By Andrew Welsh-Huggins
The Associated Press
COLUMBUS - Millennium Community School, a 670-pupil charter school in Columbus, would gain $100,000 a year by a proposal to shift additional state dollars to charter schools.
Dayton city schools, with about 19,000 students, would lose about $860,000.
Proposed changes to Ohio laws regarding charter schools would shift at least $9 million in taxpayer dollars to charter schools each year.
Charter schools say they are state-funded schools that still don't receive enough money through the Department of Education. Traditional districts say they can't afford to lose yet more money to the publicly funded, privately run schools.
The funding, meant to close the gap between rich and poor districts, is called parity aid.
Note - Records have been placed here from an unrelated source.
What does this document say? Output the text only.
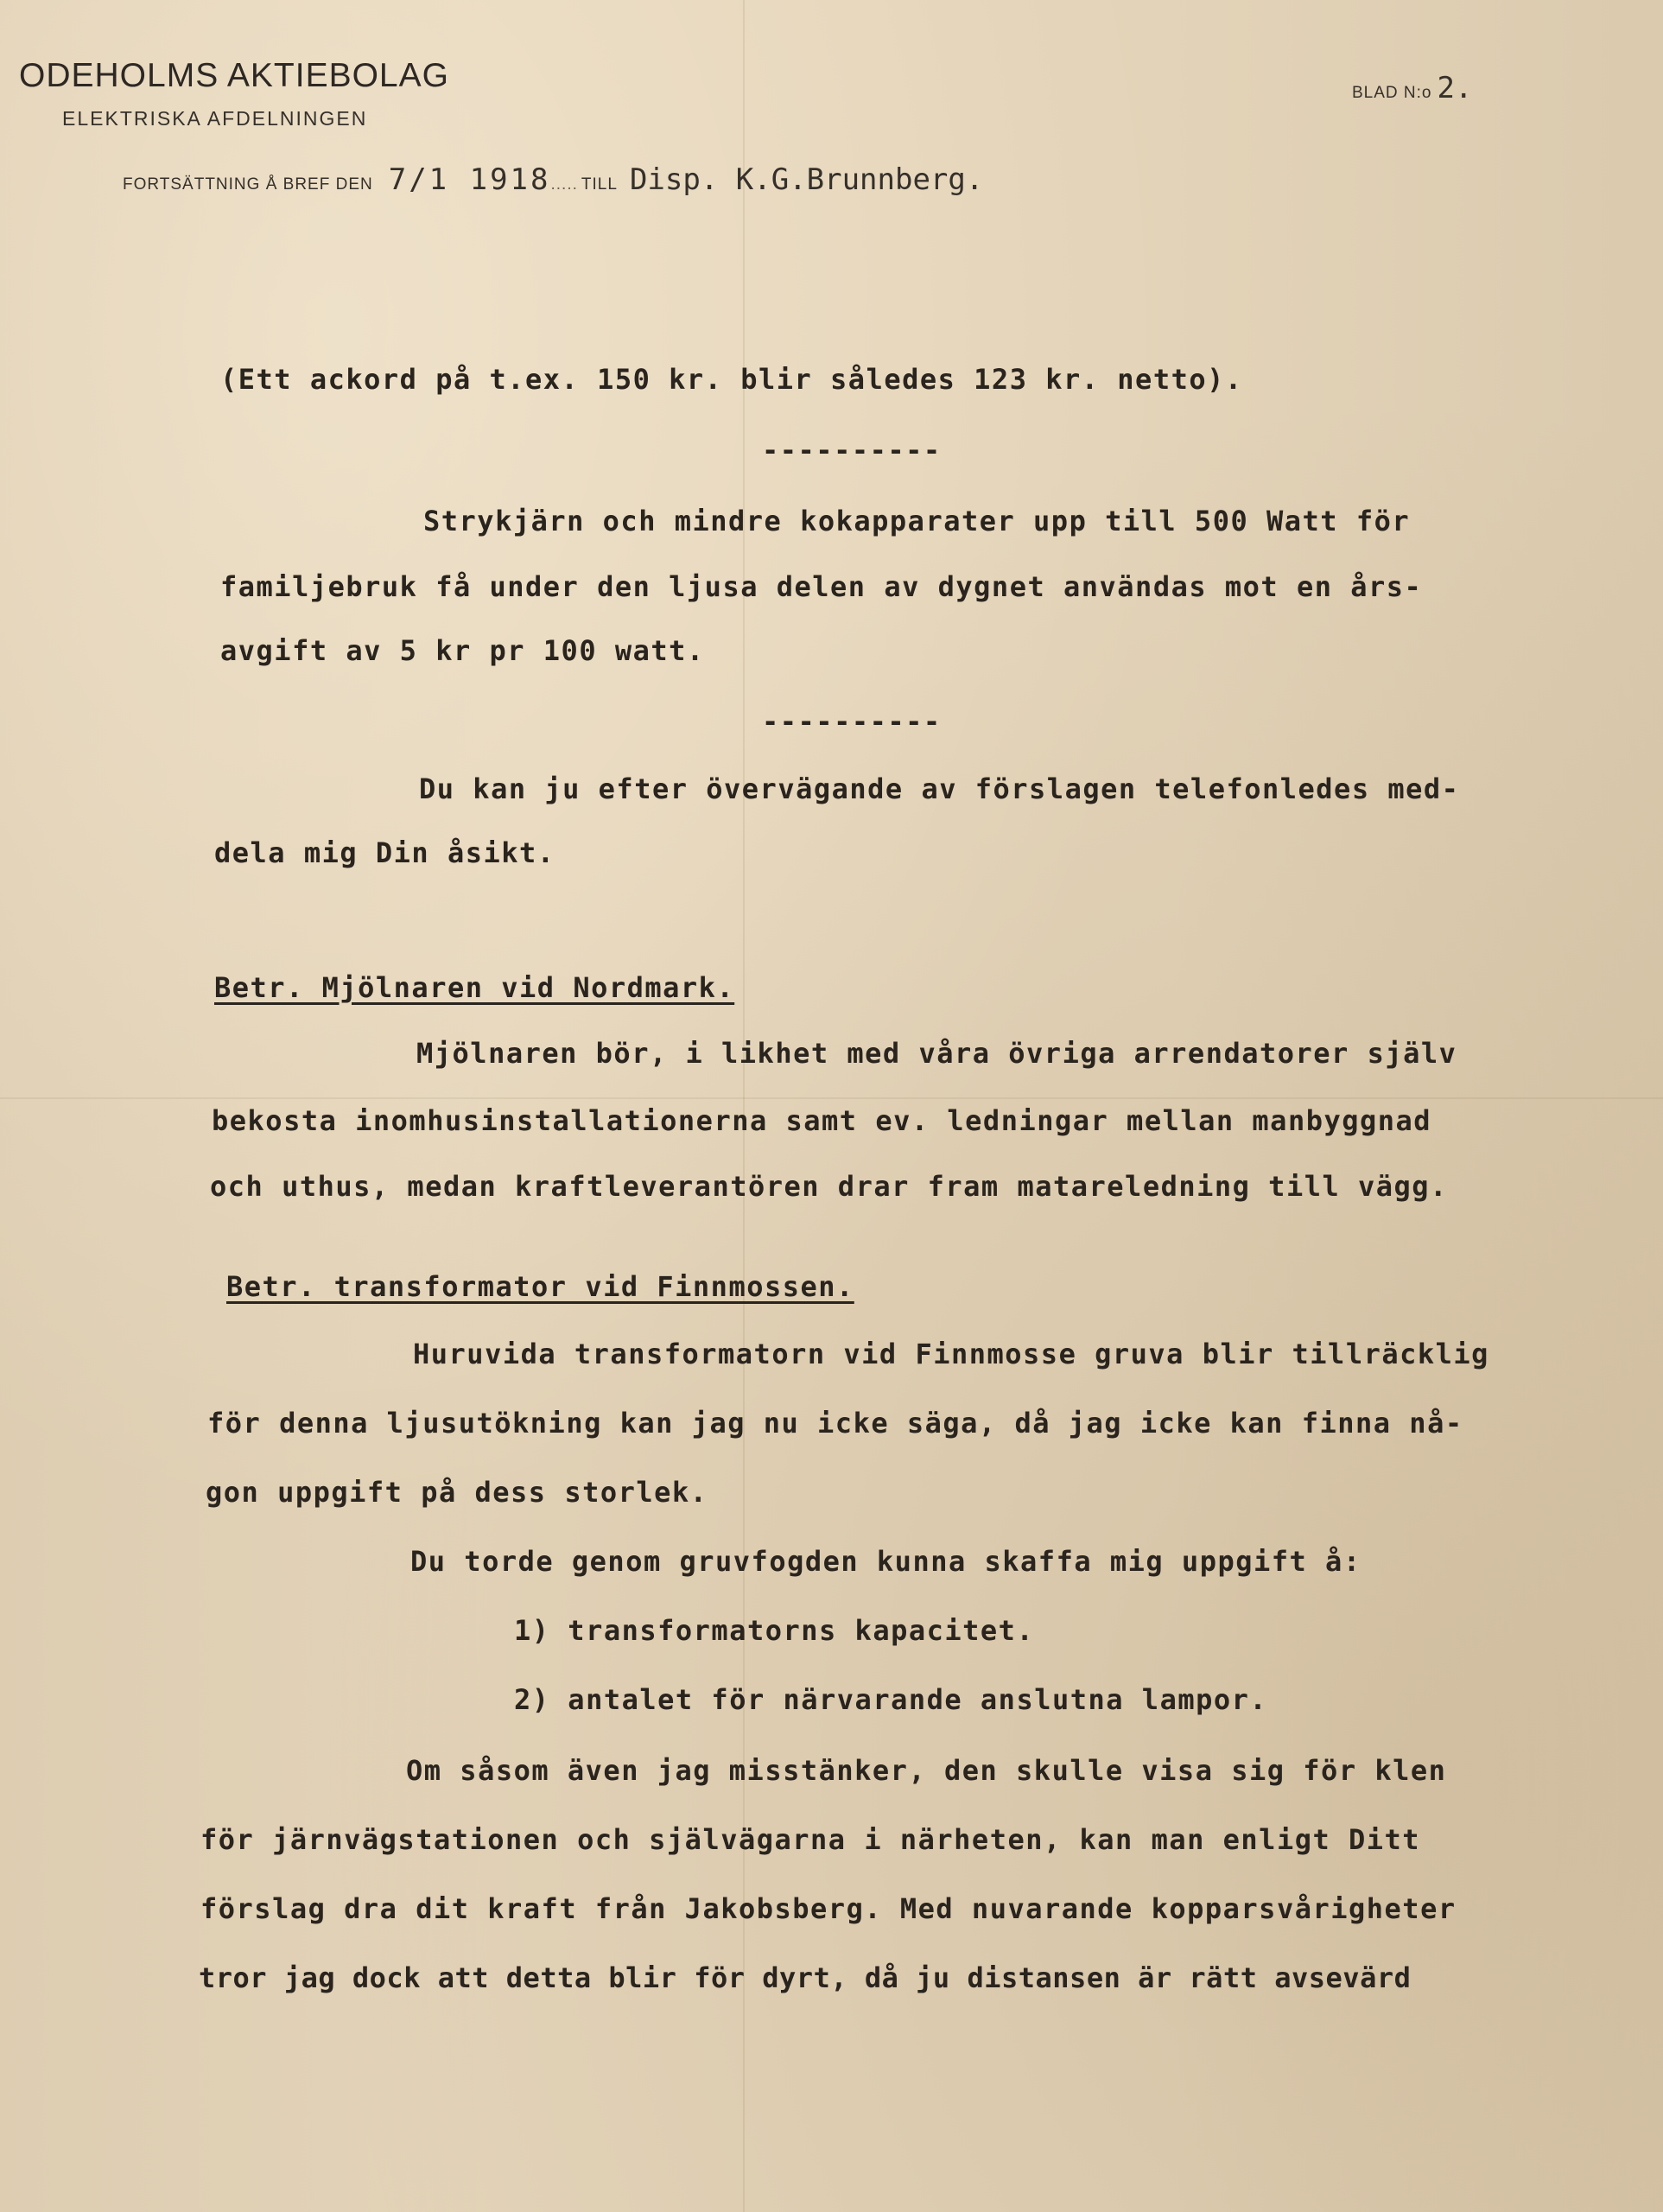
ODEHOLMS AKTIEBOLAG
ELEKTRISKA AFDELNINGEN
BLAD N:o 2.
FORTSÄTTNING Å BREF DEN 7/1 1918..... TILL Disp. K.G.Brunnberg.
(Ett ackord på t.ex. 150 kr. blir således 123 kr. netto).
----------
Strykjärn och mindre kokapparater upp till 500 Watt för
familjebruk få under den ljusa delen av dygnet användas mot en års-
avgift av 5 kr pr 100 watt.
----------
Du kan ju efter övervägande av förslagen telefonledes med-
dela mig Din åsikt.
Betr. Mjölnaren vid Nordmark.
Mjölnaren bör, i likhet med våra övriga arrendatorer själv
bekosta inomhusinstallationerna samt ev. ledningar mellan manbyggnad
och uthus, medan kraftleverantören drar fram matareledning till vägg.
Betr. transformator vid Finnmossen.
Huruvida transformatorn vid Finnmosse gruva blir tillräcklig
för denna ljusutökning kan jag nu icke säga, då jag icke kan finna nå-
gon uppgift på dess storlek.
Du torde genom gruvfogden kunna skaffa mig uppgift å:
1) transformatorns kapacitet.
2) antalet för närvarande anslutna lampor.
Om såsom även jag misstänker, den skulle visa sig för klen
för järnvägstationen och självägarna i närheten, kan man enligt Ditt
förslag dra dit kraft från Jakobsberg. Med nuvarande kopparsvårigheter
tror jag dock att detta blir för dyrt, då ju distansen är rätt avsevärd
"If you're talking about equality, why would one public school student be eligible for funding to improve their education and another public school student not be allowed to receive that same type of funding?" asked Rep. Jon Husted, a Dayton-area Republican who pushed the proposal in the House.
Overall, the House budget would provide $334 million in parity aid to school districts next year, a 59 percent increase over this year. Husted said the $9 million is only a small fraction - about 2.6 percent - of that increase.
The future of the proposal, which was approved as part of the House version of Ohio's $48.5 billion budget, is unclear. Senate Republicans told charter school advocates two weeks ago they have concerns about moving more money out of traditional districts.
The Senate plans to vote on its version of the budget next month.
The state is expected to provide about $200 million to the charter schools this year, or about 2 percent of Ohio's annual school budget. Ohio has about 34,000 charter school students.
Education groups and teachers unions oppose the proposal, saying charter schools are taking too much money already from traditional districts and aren't performing academically.